WASHINGTON — The Justice Department searched the office of former Vice President Mike Pence ‘s Washington advocacy group for several hours Friday as part of its investigation into the discovery of sensitive documents at the homes and offices of current and former top U.S. officials.
Pence adviser Devin O’Malley said no additional documents with classified markings were discovered during a “thorough and unrestricted search” of the office of Advancing American Freedom, the nonprofit group launched by Pence in 2021. One binder — believed to be part of Pence’s 2020 debate preparations — “with approximately three previously redacted documents” was taken by agents.
The search, described as consensual after negotiations between Pence’s representatives and the Justice Department, comes one week after the FBI searched Pence’s Indiana home and discovered one additional document with classified markings. That was after lawyers hired by Pence last month discovered what aides have described as a “small number” of potentially sensitive documents they say were inadvertently transported to Pence’s home in boxes at the end of the Trump administration.
Pence had asked his lawyers to conduct the search after an outcry over the discovery of classified documents at President Joe Biden’s Delaware home and office. He’s said repeatedly he was unaware they were there.
The willingness of Pence and Biden to permit the FBI to search their homes and offices stands in contrast to former President Donald Trump, who is under federal investigation for own handling of classified information and whose refusal to cooperate with officials last year resulted in the Justice Department having to get an unprecedented warrant to inspect his Florida property.

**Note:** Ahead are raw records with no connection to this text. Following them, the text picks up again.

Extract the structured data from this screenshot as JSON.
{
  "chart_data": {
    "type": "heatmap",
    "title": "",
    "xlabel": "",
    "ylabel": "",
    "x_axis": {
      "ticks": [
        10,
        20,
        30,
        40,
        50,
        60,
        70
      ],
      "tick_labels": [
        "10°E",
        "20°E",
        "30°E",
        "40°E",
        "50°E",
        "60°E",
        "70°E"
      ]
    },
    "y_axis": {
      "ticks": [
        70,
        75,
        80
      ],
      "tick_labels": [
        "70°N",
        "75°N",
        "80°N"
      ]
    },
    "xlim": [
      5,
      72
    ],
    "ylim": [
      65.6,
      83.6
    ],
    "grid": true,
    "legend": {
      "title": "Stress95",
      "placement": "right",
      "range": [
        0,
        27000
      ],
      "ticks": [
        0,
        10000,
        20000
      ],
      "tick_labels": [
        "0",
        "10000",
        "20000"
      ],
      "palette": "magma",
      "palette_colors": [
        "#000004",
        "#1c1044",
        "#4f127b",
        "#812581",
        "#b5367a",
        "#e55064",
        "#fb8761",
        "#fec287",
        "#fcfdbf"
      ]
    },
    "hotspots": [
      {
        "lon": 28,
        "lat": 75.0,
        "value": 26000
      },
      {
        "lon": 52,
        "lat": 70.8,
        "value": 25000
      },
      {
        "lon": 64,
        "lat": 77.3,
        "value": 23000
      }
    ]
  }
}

It also comes after Pence, who is widely expected launch a campaign for president in the coming months, announced that he will fight a subpoena to appear before a grand jury in a separate investigation into efforts by Trump and his allies to overturn the results of the 2020 election.
Pence has described the subpoena as “unprecedented” and “unconstitutional” and argues that he is protected from being called to appear because he was acting in his capacity as president of the Senate when he presided over the certification of the vote on Jan. 6, 2021 — the day that a Trump-supporting mob violently stormed the Capitol building.
A Justice Department spokesman did not immediately return a call seeking comment on Friday’s search.
“The vice president has consistently cooperated with appropriate authorities, has been fully transparent, and looks forward to the imminent conclusion of this matter,” O’Malley said.